La nullité pour dol du contrat a donc été retenue et l’éditeur a été condamné à rembourser l’intégralité des sommes perçues.
2. L’absence de contrat formalisé
2.1 Le projet a commencé sans contrat formalisé et fait l’objet d’un contentieux
Un accord entre les parties existe, concrétisé par le contrat non signé.
CA Paris 30/09/2022 n° 20/04813
« Ainsi la réalisation presque complète du lot 1 alors que ce lot représente l’ensemble du socle applicatif, le fait qu’à aucun moment les parties n’ont envisagé que le contrat ne porte que sur le lot 1, et la teneur des échanges et comités de pilotage ci-dessus repris, rapportent suffisamment la preuve de l’accord des parties sur l’ensemble de l’opération comprenant les lots 1 à 4 (…) quoique le contrat n’ait pas été signé, la preuve d’un tel accord ne nécessitant pas, entre commerçants, un écrit.

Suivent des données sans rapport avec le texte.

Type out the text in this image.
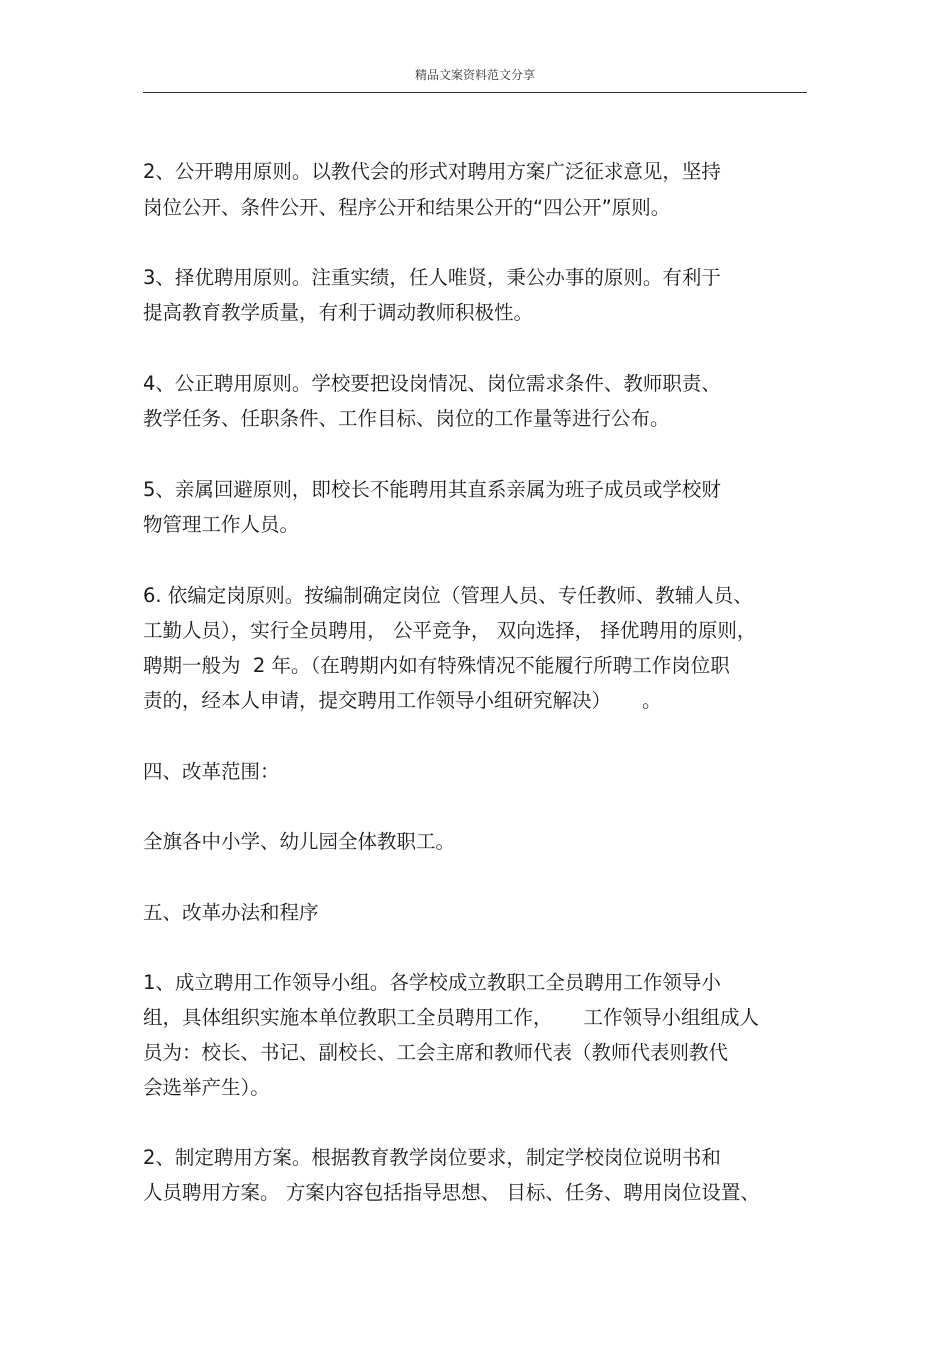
精品文案资料范文分享
2、公开聘用原则。以教代会的形式对聘用方案广泛征求意见，坚持
岗位公开、条件公开、程序公开和结果公开的“四公开”原则。
3、择优聘用原则。注重实绩，任人唯贤，秉公办事的原则。有利于
提高教育教学质量，有利于调动教师积极性。
4、公正聘用原则。学校要把设岗情况、岗位需求条件、教师职责、
教学任务、任职条件、工作目标、岗位的工作量等进行公布。
5、亲属回避原则，即校长不能聘用其直系亲属为班子成员或学校财
物管理工作人员。
6. 依编定岗原则。按编制确定岗位（管理人员、专任教师、教辅人员、
工勤人员），实行全员聘用， 公平竞争， 双向选择， 择优聘用的原则，
聘期一般为  2 年。（在聘期内如有特殊情况不能履行所聘工作岗位职
责的，经本人申请，提交聘用工作领导小组研究解决）     。
四、改革范围：
全旗各中小学、幼儿园全体教职工。
五、改革办法和程序
1、成立聘用工作领导小组。各学校成立教职工全员聘用工作领导小
组，具体组织实施本单位教职工全员聘用工作，     工作领导小组组成人
员为：校长、书记、副校长、工会主席和教师代表（教师代表则教代
会选举产生）。
2、制定聘用方案。根据教育教学岗位要求，制定学校岗位说明书和
人员聘用方案。 方案内容包括指导思想、 目标、任务、聘用岗位设置、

Dès lors, en application de l’article 1134 du code civil précité, la convention devait être exécutée de bonne foi par chacune des parties.
Voir aussi : CA Aix 12 mai 2022 – 20/13187
En l’absence de contrat formalisé, compte tenu des relations commerciales qui ont perduré pendant 2 ans, l’existence d’un contrat est retenue pour engager la responsabilité du client.
CA Grenoble – 9 septembre 2021, n° 19/02197
La responsabilité du prestataire est retenue sur la base d’une obligation de résultat en s’appuyant uniquement sur les factures et échanges de mails en l’absence de contrat formalisé.
Contra: CA Versailles 18 janvier 2024 n° 22/07830 (sur renvoi)
La responsabilité contractuelle n’est pas retenue sur la base d’un projet de contrat, les engagements ne pouvant se réaliser que dans des circonstances qui ne sont pas advenues
En l’absence de contrat écrit et de conditions générales opposables, la seule obligation du prestataire est de mettre à la disposition de sa cliente un serveur dédié pour héberger ses données
CA Lyon 27/02/2020 n° 18/00308
« En l’absence de contrat écrit et de conditions générales opposables, le client ne démontre pas que le prestataire aurait manqué à ses obligations contractuelles. Il n’est pas contesté que ELB multimedia et Match étaient liées par un contrat de service mais il n’existe pas de contrat écrit, définissant leurs obligations respectives. Le client soutient que les conditions générales produites ne lui sont pas opposables.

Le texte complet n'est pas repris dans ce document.